713 Subarray Product Less Than K 乘积小于K的子数组
Description:
Given an array of integers nums and an integer k, return the number of contiguous subarrays where the product of all the elements in the subarray is strictly less than k.
Example:
Example 1:
Input: nums = [10,5,2,6], k = 100
Output: 8
Explanation: The 8 subarrays that have product less than 100 are:
[10], [5], [2], [6], [10, 5], [5, 2], [2, 6], [5, 2, 6]

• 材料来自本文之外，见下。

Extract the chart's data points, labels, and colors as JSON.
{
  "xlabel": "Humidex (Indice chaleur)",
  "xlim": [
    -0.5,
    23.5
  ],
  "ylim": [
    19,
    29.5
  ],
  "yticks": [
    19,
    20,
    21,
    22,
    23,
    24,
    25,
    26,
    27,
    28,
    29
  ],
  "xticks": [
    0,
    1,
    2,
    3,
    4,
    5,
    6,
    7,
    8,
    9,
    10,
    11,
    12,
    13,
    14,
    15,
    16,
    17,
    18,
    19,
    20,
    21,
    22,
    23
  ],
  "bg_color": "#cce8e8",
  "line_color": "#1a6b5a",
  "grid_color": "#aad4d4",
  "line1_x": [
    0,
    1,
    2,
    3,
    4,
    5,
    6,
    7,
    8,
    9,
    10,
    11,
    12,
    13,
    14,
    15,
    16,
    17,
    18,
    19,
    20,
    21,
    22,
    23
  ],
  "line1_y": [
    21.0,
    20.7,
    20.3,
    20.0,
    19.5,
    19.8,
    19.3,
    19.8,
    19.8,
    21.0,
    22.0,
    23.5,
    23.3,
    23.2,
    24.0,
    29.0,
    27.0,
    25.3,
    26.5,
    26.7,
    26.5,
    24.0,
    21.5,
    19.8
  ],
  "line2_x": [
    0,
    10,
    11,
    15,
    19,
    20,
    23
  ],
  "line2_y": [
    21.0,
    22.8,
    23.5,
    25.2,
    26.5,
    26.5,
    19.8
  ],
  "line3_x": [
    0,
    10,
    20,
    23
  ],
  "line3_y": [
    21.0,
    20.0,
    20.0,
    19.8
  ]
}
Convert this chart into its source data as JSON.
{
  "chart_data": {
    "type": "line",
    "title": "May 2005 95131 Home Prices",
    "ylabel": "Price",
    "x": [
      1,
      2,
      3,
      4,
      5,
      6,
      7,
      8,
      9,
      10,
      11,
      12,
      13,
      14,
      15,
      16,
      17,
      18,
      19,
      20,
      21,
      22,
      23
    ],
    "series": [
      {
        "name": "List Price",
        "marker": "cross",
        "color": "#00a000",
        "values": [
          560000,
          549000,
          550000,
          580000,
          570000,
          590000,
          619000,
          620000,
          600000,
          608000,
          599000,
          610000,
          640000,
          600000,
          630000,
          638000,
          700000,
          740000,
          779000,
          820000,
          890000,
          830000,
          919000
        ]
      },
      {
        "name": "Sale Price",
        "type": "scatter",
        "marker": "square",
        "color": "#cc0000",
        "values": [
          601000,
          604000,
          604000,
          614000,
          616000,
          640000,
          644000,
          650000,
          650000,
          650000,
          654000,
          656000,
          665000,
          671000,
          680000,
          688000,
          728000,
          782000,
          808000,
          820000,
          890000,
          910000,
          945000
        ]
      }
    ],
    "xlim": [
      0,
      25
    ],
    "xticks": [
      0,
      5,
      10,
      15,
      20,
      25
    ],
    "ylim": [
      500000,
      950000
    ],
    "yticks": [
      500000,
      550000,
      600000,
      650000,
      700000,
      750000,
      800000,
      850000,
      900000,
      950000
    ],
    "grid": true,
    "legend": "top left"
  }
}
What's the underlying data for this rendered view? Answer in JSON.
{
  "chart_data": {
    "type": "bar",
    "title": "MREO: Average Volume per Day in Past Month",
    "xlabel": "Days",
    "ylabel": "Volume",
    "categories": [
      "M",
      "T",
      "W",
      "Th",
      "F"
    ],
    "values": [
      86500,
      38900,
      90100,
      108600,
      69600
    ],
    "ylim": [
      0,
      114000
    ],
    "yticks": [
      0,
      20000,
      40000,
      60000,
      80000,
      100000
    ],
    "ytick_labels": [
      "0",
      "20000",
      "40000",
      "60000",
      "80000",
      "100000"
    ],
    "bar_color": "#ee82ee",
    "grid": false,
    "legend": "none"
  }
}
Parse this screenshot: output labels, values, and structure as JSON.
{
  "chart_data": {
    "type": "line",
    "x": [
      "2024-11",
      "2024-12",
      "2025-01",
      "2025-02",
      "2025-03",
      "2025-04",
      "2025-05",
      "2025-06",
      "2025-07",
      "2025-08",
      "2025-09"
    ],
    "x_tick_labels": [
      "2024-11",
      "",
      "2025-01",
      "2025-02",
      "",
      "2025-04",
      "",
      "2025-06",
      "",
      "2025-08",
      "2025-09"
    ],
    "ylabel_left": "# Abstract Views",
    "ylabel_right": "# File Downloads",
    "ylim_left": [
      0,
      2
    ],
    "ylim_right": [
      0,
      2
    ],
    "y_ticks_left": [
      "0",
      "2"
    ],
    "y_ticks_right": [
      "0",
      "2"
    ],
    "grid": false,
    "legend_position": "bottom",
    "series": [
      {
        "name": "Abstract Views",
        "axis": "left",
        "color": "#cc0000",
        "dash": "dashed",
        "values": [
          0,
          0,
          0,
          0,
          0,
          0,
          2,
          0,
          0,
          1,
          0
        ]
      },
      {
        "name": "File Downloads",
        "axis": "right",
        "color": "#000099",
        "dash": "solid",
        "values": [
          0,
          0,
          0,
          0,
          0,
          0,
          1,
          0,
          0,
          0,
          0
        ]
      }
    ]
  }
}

Note that [10, 5, 2] is not included as the product of 100 is not strictly less than k.
Example 2:
Input: nums = [1,2,3], k = 0
Output: 0
Constraints:
1 <= nums.length <= 3 * 10^4
1 <= nums[i] <= 1000
0 <= k <= 10^6
题目描述:
给定一个正整数数组 nums。
找出该数组内乘积小于 k 的连续的子数组的个数。
示例 :
示例 1:
输入: nums = [10,5,2,6], k = 100
输出: 8
解释: 8个乘积小于100的子数组分别为: [10], [5], [2], [6], [10,5], [5,2], [2,6], [5,2,6]。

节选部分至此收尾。